Glamorous fish restaurant Galley’s sublime winter menu is not to be missed.
The venue has been discretely tucked away in the centre of Upper Street for the past year – but the food is anything but modest.
Punchy plates include a venison steak tartare starter – an exquisite game-based take on the French classic (£11). Squid (£9.50) is gloriously crispy with an Asian chilli twist.
Even a humdrum sounding pumpkin velouté veggie option is made dynamite with a wild mushroom and blue cheese kick (£7).
Galley doesn’t come without its eco-credentials, and all fish is sustainably caught.
For mains I opted for the roasted halibut.

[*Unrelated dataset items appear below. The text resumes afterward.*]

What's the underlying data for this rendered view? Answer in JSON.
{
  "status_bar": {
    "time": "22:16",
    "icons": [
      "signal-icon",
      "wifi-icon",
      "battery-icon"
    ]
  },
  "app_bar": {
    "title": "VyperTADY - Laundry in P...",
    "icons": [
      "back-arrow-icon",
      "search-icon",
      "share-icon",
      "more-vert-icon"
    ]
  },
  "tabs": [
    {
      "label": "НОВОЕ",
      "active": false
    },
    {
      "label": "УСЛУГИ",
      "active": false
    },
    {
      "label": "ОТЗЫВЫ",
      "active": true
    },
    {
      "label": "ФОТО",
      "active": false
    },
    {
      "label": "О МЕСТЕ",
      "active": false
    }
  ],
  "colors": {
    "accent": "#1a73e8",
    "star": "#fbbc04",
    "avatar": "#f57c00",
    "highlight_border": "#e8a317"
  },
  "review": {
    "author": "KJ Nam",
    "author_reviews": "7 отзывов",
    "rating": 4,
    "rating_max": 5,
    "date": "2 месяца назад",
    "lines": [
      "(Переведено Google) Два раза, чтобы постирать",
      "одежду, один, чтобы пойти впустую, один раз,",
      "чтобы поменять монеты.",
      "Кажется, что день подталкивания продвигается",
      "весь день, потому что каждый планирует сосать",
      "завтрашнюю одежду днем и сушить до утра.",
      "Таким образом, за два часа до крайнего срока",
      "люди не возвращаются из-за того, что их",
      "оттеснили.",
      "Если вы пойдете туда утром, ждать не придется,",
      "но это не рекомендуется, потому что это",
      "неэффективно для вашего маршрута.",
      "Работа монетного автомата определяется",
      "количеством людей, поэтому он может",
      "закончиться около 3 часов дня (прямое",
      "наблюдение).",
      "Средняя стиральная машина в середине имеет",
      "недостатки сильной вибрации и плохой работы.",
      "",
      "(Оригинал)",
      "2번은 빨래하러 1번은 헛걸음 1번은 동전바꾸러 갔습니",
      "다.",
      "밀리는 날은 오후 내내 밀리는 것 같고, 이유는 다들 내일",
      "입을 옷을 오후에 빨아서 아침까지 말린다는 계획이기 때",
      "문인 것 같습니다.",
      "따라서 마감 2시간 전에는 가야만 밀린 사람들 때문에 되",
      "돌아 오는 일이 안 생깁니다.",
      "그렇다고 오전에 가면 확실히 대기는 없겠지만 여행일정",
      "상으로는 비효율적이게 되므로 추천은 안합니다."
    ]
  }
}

With a tinge of tarragon and saffron-infused potatoes (£25) it delivered on both the comforting factor and sophistication.
Other choices include pan-fried sea bass with gnocci and mushrooms (£19) and butternut squash ravioli (£16.50).
A sticky toffee pudding with praline and whisky sauce (£7) rounds off the meal nicely.
Founders of Galley, Polish-born brother and sister Marcel Grzyb and Oriona Robb, have a connection to the food trade that goes way back, with a grandfather who was the local village butcher and parents who owned restaurant, pizzeria and deli.
Oriona who is a stylist has made her mark on Galley’s lavish décor, with green velvet banquette seating, vintage rugs, Moroccan-style tiles and ambient lighting.